The Partnership for the Homeless

The “Dark Side” of NYC’s Right to Shelter

The Department of Investigation’s report on the squalid conditions in homeless shelters surely gave us all a peek into the “dark side” of the right to shelter in New York City.  That right – borne from a lawsuit against both the City and State - was truly an important breakthrough in the late 1970s when so many people suddenly appeared sleeping on our doorsteps and streets, and in our parks and subways. Requiring government to provide emergency shelter was surely the humane thing to do at the time, especially when the problem was thought to be a short-term crisis that would soon be solved with a robust affordable housing effort.

History, of course, proved everyone wrong and now, three decades later, we have an ever-growing sprawling shelter system, which warehouses nearly 60,000 people every night, with little available in the way of housing and other resources to help the increasing number finally find a way out.  And as the DOI starkly reports, they’re trapped in places that are just intolerable, with families and young children living in conditions that jeopardize their health and safety.

While we should certainly applaud the de Blasio administration for initiating the probe conducted by the DOI, hopefully they’ll use the report as the impetus to do more than try to fix an already irreparably broken system, for which we have the pleasure of paying over $1 billion dollars every year. Promises of greater oversight of those organizations providing shelter should give us little solace.

I’m sure we’ll hear, in response to the report, a hue and cry from shelter providers that they’ve been underfunded. That claim, however, is just no excuse for allowing those New Yorkers, desperately seeking shelter as the last refuge from the street, to live in such inhumane circumstances.

As a start, I say revoke the contracts of these shelter providers (and stop doing business with those without one) and find organizations that truly appreciate the moral imperative of caring for the people they shelter, instead of using our City’s shelter program as an avenue for amassing government contracts for the purpose of growing and financially sustaining their organizations.

Indeed, shelter providers, many of whom are non-profits that gobble up City contracts to run shelters, have become a significant bloc in supporting our continued dependence on shelter. And it’s all terribly insidious, with organizations couching their interests in outmoded social services theory to perpetuate the belief that shelter is necessary because homeless people are not supposedly “housing ready”.

But housing, and not shelter, is the critical first step to solving the problem; the place where all other positive outcomes can flow. Indeed, the research literature in the field has conclusively shown that housing is central, even for those who are struggling with significant mental health issues or drug and alcohol use.

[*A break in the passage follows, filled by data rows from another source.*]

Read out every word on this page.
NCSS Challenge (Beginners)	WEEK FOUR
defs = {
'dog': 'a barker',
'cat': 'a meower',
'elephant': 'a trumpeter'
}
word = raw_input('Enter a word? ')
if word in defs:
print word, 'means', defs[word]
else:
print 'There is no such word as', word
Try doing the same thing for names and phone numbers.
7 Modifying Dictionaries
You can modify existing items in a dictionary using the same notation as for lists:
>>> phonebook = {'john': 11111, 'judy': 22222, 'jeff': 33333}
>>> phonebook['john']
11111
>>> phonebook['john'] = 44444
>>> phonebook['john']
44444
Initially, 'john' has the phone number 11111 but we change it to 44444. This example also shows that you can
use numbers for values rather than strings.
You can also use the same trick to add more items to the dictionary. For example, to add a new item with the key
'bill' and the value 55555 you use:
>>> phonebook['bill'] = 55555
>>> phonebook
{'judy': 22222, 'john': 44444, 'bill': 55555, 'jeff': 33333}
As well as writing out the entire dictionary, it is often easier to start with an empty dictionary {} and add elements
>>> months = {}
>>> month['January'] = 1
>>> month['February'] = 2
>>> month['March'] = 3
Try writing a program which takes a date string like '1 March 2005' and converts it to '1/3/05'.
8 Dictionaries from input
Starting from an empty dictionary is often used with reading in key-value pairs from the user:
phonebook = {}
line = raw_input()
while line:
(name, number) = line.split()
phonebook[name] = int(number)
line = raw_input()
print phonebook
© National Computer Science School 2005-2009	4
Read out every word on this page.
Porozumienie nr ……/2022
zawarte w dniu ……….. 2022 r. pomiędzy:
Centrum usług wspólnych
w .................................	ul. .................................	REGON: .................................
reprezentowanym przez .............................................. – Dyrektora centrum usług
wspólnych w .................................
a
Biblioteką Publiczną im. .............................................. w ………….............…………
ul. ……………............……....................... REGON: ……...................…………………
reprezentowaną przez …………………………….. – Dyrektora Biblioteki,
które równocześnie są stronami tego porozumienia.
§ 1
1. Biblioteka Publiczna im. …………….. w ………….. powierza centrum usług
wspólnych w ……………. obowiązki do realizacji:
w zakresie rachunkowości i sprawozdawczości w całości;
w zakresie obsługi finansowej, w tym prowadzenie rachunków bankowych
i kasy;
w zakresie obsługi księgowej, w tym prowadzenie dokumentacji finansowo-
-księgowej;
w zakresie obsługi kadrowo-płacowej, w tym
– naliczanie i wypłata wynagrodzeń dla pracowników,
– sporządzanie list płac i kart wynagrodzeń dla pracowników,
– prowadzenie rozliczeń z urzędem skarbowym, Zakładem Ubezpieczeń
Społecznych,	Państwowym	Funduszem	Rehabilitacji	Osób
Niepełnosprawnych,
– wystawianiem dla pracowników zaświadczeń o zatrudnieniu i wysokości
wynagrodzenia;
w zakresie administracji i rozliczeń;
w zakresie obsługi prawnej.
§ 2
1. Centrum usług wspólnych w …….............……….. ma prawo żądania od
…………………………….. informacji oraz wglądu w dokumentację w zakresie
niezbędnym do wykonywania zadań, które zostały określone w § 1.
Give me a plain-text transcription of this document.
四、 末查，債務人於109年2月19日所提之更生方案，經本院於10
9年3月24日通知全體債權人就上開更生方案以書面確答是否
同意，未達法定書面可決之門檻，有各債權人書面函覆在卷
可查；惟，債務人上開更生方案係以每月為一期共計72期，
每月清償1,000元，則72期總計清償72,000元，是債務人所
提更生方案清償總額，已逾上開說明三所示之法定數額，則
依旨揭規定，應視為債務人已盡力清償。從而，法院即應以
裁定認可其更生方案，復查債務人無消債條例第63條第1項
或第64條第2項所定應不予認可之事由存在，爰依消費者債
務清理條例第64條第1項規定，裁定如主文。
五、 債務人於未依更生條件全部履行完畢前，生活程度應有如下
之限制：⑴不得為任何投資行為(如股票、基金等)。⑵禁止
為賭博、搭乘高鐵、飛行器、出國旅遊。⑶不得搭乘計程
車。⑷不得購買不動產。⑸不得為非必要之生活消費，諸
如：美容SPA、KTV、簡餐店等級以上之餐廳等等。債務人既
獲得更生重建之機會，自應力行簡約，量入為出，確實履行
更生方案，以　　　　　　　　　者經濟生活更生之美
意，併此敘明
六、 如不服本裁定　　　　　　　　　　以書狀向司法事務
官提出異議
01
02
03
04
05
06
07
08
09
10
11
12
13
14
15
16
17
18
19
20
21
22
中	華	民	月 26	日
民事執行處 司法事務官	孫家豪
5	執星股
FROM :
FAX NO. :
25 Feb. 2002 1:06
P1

So the revocation of contracts should just be thought of as a first step in dealing with the immediate, most pressing problem. Ultimately, we need a complete shift in approach and make this massive shelter system obsolete, in the long-term, by putting our energy in homelessness prevention, with housing affordability and economic stability the key indicators of success. In the end, it is so much more preferable to allocate our dollars to create neighborhood-based support systems that help stabilize a family in housing rather than spend $36,000 a year to shelter an already evicted family. And for every family that isn’t uprooted, every child who remains in her own school, every senior citizen who can stay in her home of 40 years, that’s a tremendous victory.

And this paradigm shift shouldn’t be thought of as heretical to the right to shelter. No matter how crucial it may be in protecting New Yorkers from the rigors of the street, that right could never have been intended as a substitute for housing, as it has now become over time. So while there’ll surely be an ongoing need for some level of shelters to deal with those truly short-term emergency situations, it simply can’t predominate our efforts as it does today. The cost to the public fisc is too astronomical, with little results. The human cost is just incalculable.